Freitagabend, um Mitternacht, ein sms von
E.:
"Wann wollen wir uns morgen an der Autostop-Stelle treffen?". Ich zurück:
"Hmm, frag doch den Heiligen Geist, wann unser Auto fährt! Wollen wir 9.40?" - E:
"Haha, er sagte 9.43". --- Am nächsten Morgen sind wir um ca. 9.46 dort... Ich:
"Wir haben das .43-Auto verpasst". E:
"Er sagte, dass .57 nochmal eins kommt". OK, wir stellen uns an die Strasse, es ist ca. 9.50 Uhr. Viele Autos, niemand hält. Dann hält einer an, wir steigen ein, schauen auf die Uhr: 9.57. Voilà! "Es ist umsonst, dass ihr früh aufsteht..." (Psalm 127,2)
Montagabend, wir fahren zum Wald (wir erinnern uns: Der Findlingswald).
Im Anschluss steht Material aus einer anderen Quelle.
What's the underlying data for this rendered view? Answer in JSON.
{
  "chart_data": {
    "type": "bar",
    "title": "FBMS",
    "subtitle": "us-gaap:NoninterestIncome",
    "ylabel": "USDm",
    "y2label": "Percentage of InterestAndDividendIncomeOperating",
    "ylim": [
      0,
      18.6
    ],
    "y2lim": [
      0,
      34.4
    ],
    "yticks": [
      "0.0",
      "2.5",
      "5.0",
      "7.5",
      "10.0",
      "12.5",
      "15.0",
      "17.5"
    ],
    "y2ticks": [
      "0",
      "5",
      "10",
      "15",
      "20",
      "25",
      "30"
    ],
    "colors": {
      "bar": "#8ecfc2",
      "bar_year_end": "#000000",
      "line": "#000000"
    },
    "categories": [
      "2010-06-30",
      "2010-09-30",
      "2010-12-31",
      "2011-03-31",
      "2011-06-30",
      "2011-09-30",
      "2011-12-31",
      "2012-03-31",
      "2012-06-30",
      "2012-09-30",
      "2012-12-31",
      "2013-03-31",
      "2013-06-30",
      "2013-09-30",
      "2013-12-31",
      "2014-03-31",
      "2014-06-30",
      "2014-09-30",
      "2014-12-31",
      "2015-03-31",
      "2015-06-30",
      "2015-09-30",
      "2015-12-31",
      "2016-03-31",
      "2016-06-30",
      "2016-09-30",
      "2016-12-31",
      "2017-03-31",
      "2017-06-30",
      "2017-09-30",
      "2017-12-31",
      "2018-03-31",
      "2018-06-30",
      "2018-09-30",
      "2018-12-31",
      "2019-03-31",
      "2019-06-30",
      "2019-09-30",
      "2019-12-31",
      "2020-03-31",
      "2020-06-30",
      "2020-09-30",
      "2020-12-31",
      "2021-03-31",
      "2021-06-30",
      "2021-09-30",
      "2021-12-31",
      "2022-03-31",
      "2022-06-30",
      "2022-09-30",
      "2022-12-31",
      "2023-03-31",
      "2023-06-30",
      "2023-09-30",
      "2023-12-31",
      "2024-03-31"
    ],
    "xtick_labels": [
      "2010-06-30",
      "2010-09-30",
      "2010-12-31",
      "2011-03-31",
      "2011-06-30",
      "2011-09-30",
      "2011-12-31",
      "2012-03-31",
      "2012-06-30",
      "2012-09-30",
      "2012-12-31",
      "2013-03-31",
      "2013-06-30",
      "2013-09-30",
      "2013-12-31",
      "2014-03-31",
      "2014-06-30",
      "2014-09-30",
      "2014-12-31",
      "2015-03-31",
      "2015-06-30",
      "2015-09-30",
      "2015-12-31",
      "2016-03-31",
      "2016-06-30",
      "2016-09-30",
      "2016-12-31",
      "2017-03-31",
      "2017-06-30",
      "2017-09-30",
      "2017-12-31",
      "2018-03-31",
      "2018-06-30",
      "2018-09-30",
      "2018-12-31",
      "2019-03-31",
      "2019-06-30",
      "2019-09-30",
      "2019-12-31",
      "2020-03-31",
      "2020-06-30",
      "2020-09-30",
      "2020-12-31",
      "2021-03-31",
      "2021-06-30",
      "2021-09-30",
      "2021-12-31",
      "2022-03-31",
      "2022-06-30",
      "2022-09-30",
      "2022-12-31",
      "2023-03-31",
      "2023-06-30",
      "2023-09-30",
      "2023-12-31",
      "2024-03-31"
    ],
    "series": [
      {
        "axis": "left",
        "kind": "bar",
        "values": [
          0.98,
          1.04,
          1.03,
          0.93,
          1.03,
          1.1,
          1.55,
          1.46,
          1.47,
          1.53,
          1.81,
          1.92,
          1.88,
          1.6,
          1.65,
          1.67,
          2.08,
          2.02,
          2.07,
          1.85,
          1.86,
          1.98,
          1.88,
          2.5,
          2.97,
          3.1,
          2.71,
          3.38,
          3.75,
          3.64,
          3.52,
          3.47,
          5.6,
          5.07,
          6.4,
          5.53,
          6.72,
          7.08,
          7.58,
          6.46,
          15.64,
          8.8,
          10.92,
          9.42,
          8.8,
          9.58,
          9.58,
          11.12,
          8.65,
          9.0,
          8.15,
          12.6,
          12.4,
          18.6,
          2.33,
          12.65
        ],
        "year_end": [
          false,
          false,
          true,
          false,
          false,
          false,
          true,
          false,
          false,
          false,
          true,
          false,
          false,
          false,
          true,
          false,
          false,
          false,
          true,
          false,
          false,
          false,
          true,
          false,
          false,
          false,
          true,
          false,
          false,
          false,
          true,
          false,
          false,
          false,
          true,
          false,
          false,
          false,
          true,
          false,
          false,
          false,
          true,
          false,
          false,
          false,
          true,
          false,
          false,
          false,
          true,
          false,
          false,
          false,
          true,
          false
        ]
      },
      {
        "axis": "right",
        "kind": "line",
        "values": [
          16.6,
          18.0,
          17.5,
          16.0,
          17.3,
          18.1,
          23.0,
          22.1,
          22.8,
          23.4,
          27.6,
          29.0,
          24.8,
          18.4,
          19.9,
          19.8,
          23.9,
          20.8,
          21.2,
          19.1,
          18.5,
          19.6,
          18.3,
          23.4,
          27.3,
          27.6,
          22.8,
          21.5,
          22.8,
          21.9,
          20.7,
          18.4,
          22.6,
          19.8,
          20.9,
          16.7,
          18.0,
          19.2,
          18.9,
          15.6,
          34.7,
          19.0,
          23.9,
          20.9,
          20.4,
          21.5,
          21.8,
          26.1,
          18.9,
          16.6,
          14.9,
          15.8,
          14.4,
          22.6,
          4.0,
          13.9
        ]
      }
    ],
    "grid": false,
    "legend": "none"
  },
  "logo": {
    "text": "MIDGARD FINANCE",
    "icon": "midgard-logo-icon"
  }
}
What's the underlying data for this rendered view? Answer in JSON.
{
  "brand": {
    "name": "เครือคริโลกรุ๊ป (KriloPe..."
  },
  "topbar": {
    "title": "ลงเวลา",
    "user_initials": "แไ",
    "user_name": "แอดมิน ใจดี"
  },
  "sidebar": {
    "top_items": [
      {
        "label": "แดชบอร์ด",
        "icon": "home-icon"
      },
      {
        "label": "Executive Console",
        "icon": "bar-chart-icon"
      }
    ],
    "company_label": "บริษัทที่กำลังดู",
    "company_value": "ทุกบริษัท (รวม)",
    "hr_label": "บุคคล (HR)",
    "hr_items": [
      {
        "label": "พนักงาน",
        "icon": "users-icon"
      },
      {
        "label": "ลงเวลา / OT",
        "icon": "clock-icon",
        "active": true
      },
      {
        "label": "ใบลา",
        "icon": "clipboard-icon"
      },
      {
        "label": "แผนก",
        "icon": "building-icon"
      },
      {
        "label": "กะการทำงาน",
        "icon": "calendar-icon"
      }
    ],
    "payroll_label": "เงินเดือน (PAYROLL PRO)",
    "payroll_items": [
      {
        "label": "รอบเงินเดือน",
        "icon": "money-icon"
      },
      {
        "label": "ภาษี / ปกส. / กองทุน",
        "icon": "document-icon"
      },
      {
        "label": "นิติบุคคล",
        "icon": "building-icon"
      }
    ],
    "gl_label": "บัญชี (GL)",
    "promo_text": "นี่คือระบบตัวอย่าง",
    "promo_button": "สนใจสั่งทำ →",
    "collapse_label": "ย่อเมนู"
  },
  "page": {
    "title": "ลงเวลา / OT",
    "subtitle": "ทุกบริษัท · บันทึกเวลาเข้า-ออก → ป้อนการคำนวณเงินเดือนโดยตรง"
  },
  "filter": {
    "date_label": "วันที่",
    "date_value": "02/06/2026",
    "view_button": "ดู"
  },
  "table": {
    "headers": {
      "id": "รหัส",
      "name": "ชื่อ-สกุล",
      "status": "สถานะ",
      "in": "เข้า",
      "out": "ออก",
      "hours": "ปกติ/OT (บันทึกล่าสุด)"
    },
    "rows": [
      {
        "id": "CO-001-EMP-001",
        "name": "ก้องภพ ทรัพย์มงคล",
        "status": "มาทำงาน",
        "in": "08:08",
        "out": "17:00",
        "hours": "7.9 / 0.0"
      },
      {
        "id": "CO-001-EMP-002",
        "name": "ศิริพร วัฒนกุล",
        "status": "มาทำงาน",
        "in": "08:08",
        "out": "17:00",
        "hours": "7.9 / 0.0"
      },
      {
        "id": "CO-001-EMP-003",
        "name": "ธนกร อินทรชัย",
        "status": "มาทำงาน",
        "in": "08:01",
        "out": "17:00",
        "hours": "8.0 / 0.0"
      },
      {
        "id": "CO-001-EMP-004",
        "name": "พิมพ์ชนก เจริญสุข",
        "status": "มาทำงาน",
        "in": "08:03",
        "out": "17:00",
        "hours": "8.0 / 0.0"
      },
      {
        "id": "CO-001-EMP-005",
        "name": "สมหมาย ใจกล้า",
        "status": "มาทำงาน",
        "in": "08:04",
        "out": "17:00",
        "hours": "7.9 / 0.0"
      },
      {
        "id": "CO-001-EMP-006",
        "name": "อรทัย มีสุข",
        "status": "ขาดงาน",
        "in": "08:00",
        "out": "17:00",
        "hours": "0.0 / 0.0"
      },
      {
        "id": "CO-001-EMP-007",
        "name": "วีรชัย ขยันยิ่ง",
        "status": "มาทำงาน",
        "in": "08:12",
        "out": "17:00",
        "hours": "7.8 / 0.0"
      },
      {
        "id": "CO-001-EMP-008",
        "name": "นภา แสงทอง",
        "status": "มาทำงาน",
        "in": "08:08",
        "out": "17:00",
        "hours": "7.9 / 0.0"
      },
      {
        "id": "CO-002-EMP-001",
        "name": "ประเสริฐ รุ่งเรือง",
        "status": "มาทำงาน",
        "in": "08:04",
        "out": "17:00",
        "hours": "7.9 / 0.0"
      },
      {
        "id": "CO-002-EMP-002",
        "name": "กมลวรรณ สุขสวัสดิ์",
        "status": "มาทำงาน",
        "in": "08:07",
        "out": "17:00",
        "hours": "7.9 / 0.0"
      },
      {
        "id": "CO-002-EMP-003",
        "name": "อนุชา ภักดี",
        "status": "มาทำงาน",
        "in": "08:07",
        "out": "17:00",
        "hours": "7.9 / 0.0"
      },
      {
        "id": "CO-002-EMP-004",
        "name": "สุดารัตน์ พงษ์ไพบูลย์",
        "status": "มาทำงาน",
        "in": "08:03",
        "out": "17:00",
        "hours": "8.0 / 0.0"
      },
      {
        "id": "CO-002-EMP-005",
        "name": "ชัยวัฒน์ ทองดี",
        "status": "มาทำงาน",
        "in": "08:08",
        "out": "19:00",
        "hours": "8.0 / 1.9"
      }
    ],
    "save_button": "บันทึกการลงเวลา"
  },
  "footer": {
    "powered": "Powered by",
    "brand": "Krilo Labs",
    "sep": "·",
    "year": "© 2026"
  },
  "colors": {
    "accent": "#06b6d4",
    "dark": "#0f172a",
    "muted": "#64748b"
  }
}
Als wir so an den Ringen herumhängen und auf den Bänken herumsitzen, ertönt plötzlich von weitem eine seltsame und wunderschöne Melodie. Eine kleine Waldgeschichte? Wir schliessen unsere Fahrräder ab und laufen in den Wald hinein; es hat schon begonnen, einzudunkeln. Nach einigen Abzweigungen ist die Musik ganz nahe, aber wir können ihre Quelle nicht ausmachen. Auch wollen wir den Musiker, die Musikerin nicht verschrecken oder, noch schlimmer, zum verstummen bringen. Was ist es wohl? Eine Flöte? Ein Saxophon? Eine Oboe? Eine Klarinette? Geduckt schleichen wir uns an. Im ständigen Probieren, nicht auf einen Ast zu treten, huschen wir von Baumstamm zu Baumstamm und unter jungen Tannen durch. Aber wir sehen nichts, das Unterholz ist zu dicht, das Licht zu stark ausgeschlossen von den Baumkronen. Wir schlagen einen Bogen um die Musik herum und versuchen es von der anderen Seite. Nichts zu sehen. Existiert überhaupt ein Musiker, eine Musikerin? Inzwischen hat sich uns ein Päärchen angeschlossen, sie sind forscher drauf, laufen ungeniert zwischen den Tannen hindurch, erblicken den spielenden Mann (aber auch sie erkennen kein Instrument) und schauen ihm zu, während wir noch beim Zuhören geblieben sind. "Da waren wir wie die Träumenden. Da war unser Mund voll Lachen und unsere Zunge voll Jubel" (Psalm 126).